Disclosure of Invention

The invention searches a polypeptide ligand with the best binding mode and affinity with a target protein in a virtual polypeptide database by a molecular docking virtual screening technology on the basis of the crystal structure of the avian bursal disease virus VP2 protein by means of computer-aided design, wherein the polypeptide sequence is SEQ ID NO. 1: SERWDN, IBDVL 9-15. The polypeptide IBDV L9-15 is synthesized by a solid phase synthesis method, ELISA and Local Surface Plasmon Resonance (LSPR) tests are respectively carried out by utilizing the expressed and purified IBDV VP2 protein, and the result shows that the IBDV L9-15 polypeptide can have good binding capacity with IBDV VP2 protein, so that the polypeptide designed by the invention can be used for quickly detecting, separating and purifying IBDV VP2 antigen.

In order to achieve the purpose, the invention adopts the technical scheme that:

a polypeptide sequence specifically binding to the avian bursal disease virus VP2 protein is SERWDN.

The polypeptide sequence comprises the polypeptide sequence as a core, and any corresponding adjustment or modification is carried out on the polypeptide sequence; modifying materials include, but are not limited to, nanomaterials, fluorescent materials, enzymes, biotin, and specific proteins.

The polypeptide sequence is applied to the rapid detection, purification and vaccine of the avian bursal disease virus VP2 protein.

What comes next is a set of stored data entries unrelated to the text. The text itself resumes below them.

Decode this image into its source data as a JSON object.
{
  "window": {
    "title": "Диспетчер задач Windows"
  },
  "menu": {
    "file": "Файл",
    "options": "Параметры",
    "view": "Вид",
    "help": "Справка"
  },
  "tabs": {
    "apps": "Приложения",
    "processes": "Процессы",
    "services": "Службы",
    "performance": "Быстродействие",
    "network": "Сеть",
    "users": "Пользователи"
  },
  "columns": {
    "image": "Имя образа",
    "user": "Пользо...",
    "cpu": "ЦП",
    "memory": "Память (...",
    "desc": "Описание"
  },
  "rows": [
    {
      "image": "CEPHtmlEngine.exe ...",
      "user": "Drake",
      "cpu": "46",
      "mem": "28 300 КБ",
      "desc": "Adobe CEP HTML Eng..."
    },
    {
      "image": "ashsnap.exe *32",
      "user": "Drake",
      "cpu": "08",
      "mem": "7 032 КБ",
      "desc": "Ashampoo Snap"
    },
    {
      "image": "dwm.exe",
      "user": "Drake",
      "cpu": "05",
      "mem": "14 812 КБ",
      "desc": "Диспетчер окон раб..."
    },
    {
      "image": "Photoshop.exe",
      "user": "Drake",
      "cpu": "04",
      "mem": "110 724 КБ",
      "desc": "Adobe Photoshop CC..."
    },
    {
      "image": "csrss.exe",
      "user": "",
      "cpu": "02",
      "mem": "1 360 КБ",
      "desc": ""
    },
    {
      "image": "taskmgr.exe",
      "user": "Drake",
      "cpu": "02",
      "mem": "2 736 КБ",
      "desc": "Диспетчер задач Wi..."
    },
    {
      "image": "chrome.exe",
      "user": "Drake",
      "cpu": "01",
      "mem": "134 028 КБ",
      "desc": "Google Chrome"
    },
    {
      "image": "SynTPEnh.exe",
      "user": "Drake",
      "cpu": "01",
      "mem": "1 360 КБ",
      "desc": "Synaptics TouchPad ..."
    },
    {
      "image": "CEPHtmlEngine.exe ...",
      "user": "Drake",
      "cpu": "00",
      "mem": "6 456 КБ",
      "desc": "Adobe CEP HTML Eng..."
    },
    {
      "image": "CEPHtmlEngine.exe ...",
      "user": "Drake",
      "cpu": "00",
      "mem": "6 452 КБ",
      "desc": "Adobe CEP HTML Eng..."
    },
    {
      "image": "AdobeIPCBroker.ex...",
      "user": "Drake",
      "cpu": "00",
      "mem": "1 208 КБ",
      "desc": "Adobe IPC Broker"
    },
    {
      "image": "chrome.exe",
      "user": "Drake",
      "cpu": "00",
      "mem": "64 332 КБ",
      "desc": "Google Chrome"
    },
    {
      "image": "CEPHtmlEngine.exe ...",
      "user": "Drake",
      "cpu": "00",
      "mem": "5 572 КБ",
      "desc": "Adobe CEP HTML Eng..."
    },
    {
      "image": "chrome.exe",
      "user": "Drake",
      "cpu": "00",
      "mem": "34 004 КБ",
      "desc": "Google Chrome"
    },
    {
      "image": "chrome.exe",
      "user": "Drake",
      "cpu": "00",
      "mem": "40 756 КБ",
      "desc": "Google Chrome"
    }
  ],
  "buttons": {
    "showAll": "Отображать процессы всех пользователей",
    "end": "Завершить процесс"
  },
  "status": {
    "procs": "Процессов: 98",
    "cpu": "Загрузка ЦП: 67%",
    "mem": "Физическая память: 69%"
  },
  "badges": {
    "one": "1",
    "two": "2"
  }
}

The polypeptide sequence is used for identifying the avian bursal disease virus VP2 protein, including but not limited to enzyme-linked immunosorbent assay (ELISA) detection.

The polypeptide sequence is applied to quantitative and qualitative detection of the avian bursal disease virus VP2 protein antigen.

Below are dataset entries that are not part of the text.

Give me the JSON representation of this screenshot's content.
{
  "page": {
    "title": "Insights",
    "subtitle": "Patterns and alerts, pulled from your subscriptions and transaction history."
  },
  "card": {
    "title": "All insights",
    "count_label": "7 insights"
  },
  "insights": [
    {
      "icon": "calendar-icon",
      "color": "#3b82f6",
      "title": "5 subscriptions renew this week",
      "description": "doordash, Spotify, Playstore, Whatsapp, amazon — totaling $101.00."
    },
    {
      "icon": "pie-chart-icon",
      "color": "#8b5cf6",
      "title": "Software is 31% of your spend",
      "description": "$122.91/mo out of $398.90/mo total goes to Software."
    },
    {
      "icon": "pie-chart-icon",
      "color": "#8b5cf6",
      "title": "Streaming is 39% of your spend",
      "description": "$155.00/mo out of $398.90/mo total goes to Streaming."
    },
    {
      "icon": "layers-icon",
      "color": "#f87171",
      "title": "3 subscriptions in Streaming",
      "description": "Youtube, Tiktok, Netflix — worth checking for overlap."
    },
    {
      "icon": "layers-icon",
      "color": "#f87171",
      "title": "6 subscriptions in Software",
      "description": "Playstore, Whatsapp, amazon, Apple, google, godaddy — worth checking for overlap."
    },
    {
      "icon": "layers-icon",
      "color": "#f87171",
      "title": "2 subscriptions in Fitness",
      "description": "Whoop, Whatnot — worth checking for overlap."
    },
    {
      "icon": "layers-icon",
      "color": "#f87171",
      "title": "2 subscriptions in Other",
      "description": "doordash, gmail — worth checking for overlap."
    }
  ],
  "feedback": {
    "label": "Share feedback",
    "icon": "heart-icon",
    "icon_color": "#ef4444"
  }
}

The invention has the beneficial effects that:

1. the invention obtains a polypeptide sequence specifically combined with the avian bursal disease virus VP2 protein based on the crystal structure (PDB ID:2DF7) of the avian bursal disease virus VP2 protein by a molecular docking virtual screening technology, wherein the polypeptide sequence is SERWDN, namely IBDVL 9-15. Synthesizing polypeptide IBDV L9-15 by solid-phase synthesis method, performing affinity identification with avian bursal disease virus VP2 protein, and determining equilibrium dissociation constant K of interaction between IBDV L9-15 sequence and artificially expressed IBDV VP2 protein_DIs 4.37 multiplied by 10^-6M, i.e.4.37 uM, indicates better affinity.

2. Due to the limitation of IBDV VP2 protein purification technology, an antibody aiming at IBDV VP2 protein is difficult to obtain, and the IBDV L9-15 sequence designed by the invention well solves the problem and realizes rapid artificial synthesis and low-cost detection.

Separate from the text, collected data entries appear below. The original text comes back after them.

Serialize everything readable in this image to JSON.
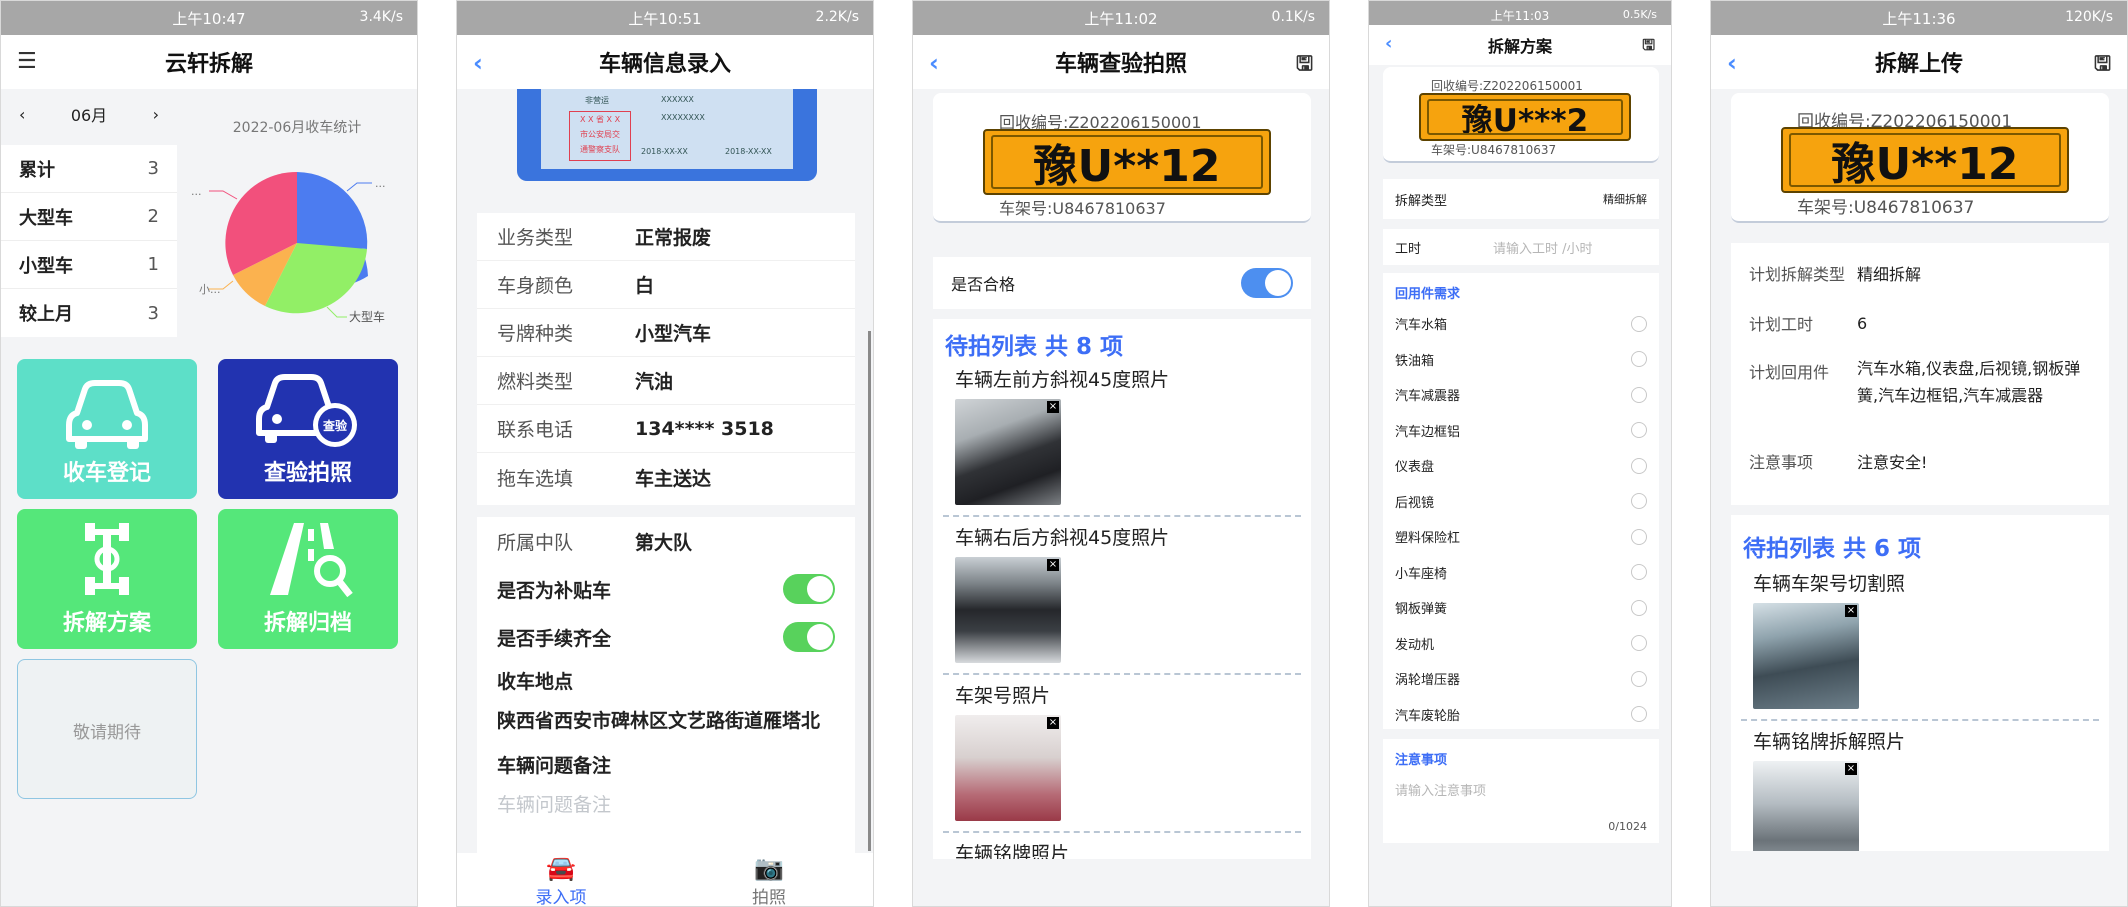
{
  "screens": [
    {
      "status_time": "上午10:47",
      "status_net": "3.4K/s",
      "title": "云轩拆解",
      "month": "06月",
      "stats": [
        {
          "label": "累计",
          "value": "3"
        },
        {
          "label": "大型车",
          "value": "2"
        },
        {
          "label": "小型车",
          "value": "1"
        },
        {
          "label": "较上月",
          "value": "3"
        }
      ],
      "chart_title": "2022-06月收车统计",
      "chart_labels": [
        "...",
        "...",
        "小...",
        "大型车"
      ],
      "tiles": [
        "收车登记",
        "查验拍照",
        "拆解方案",
        "拆解归档"
      ],
      "tile_badge": "查验",
      "placeholder": "敬请期待",
      "colors": {
        "tile_teal": "#5ddfc8",
        "tile_navy": "#2233b0",
        "tile_green": "#55e77a",
        "pie_blue": "#4c7cf0",
        "pie_green": "#92ef66",
        "pie_orange": "#fbb24f",
        "pie_pink": "#f2507c"
      }
    },
    {
      "status_time": "上午10:51",
      "status_net": "2.2K/s",
      "title": "车辆信息录入",
      "card_texts": [
        "非营运",
        "XXXXXX",
        "XXXXXXXX",
        "X X 省 X X",
        "市公安局交",
        "通警察支队",
        "2018-XX-XX",
        "2018-XX-XX"
      ],
      "fields": [
        {
          "label": "业务类型",
          "value": "正常报废"
        },
        {
          "label": "车身颜色",
          "value": "白"
        },
        {
          "label": "号牌种类",
          "value": "小型汽车"
        },
        {
          "label": "燃料类型",
          "value": "汽油"
        },
        {
          "label": "联系电话",
          "value": "134**** 3518"
        },
        {
          "label": "拖车选填",
          "value": "车主送达"
        }
      ],
      "fields2": [
        {
          "label": "所属中队",
          "value": "第大队"
        }
      ],
      "switch1": "是否为补贴车",
      "switch2": "是否手续齐全",
      "location_label": "收车地点",
      "location_value": "陕西省西安市碑林区文艺路街道雁塔北",
      "remark_label": "车辆问题备注",
      "remark_placeholder": "车辆问题备注",
      "tab_input": "录入项",
      "tab_photo": "拍照"
    },
    {
      "status_time": "上午11:02",
      "status_net": "0.1K/s",
      "title": "车辆查验拍照",
      "recycle_no": "回收编号:Z202206150001",
      "plate": "豫U**12",
      "frame_no": "车架号:U8467810637",
      "qualified_label": "是否合格",
      "list_title": "待拍列表 共 8 项",
      "items": [
        "车辆左前方斜视45度照片",
        "车辆右后方斜视45度照片",
        "车架号照片",
        "车辆铭牌照片"
      ]
    },
    {
      "status_time": "上午11:03",
      "status_net": "0.5K/s",
      "title": "拆解方案",
      "recycle_no": "回收编号:Z202206150001",
      "plate": "豫U***2",
      "frame_no": "车架号:U8467810637",
      "type_label": "拆解类型",
      "type_value": "精细拆解",
      "hours_label": "工时",
      "hours_placeholder": "请输入工时 /小时",
      "parts_title": "回用件需求",
      "parts": [
        "汽车水箱",
        "铁油箱",
        "汽车减震器",
        "汽车边框铝",
        "仪表盘",
        "后视镜",
        "塑料保险杠",
        "小车座椅",
        "钢板弹簧",
        "发动机",
        "涡轮增压器",
        "汽车废轮胎"
      ],
      "notes_title": "注意事项",
      "notes_placeholder": "请输入注意事项",
      "notes_count": "0/1024"
    },
    {
      "status_time": "上午11:36",
      "status_net": "120K/s",
      "title": "拆解上传",
      "recycle_no": "回收编号:Z202206150001",
      "plate": "豫U**12",
      "frame_no": "车架号:U8467810637",
      "fields": [
        {
          "label": "计划拆解类型",
          "value": "精细拆解"
        },
        {
          "label": "计划工时",
          "value": "6"
        },
        {
          "label": "计划回用件",
          "value": "汽车水箱,仪表盘,后视镜,钢板弹簧,汽车边框铝,汽车减震器"
        },
        {
          "label": "注意事项",
          "value": "注意安全!"
        }
      ],
      "list_title": "待拍列表 共 6 项",
      "items": [
        "车辆车架号切割照",
        "车辆铭牌拆解照片"
      ]
    }
  ]
}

3. The designed IBDV L9-15 sequence can be combined with artificially expressed IBDV VP2 protein and natural IBDV, has no cross reaction with other virus proteins, and has good specificity.

4. Compared with the traditional phage screening polypeptide library, the invention has the characteristics of simplicity, rapidness and low cost; by the molecular docking virtual screening technology, better theoretical guidance can be provided for realizing the IBDV VP2 protein structure function analysis.

5. Compared with the process of obtaining the protein-specific antibody by immunizing the artificially expressed and purified protein, the method has the advantages of simple operation, time and labor saving, low cost and the like; by marking the screened IBDVL9-15 sequence, the qualitative and quantitative rapid detection of the IBDVVP2 protein can be realized.

Drawings

FIG. 1 shows the docking results of the IBDVL9-15 sequence with Cap protein.

FIG. 2 shows the result of the LSPR affinity identification of the sequence IBDV L9-15 and the artificially expressed IBDV VP2 protein.

Wherein the ordinate represents the signal value detected by the sensor; the abscissa represents the time of interaction of the sample in the sensor.

FIG. 3 shows the results of ELISA identification of the sequence of IBDV L9-15 and the artificially expressed IBDV VP2 protein.

FIG. 4 shows the result of ELISA identification of the sequence of IBDV L9-15 and artificially inoculated IBDV.

Detailed Description

The following examples further illustrate the embodiments of the present invention in detail.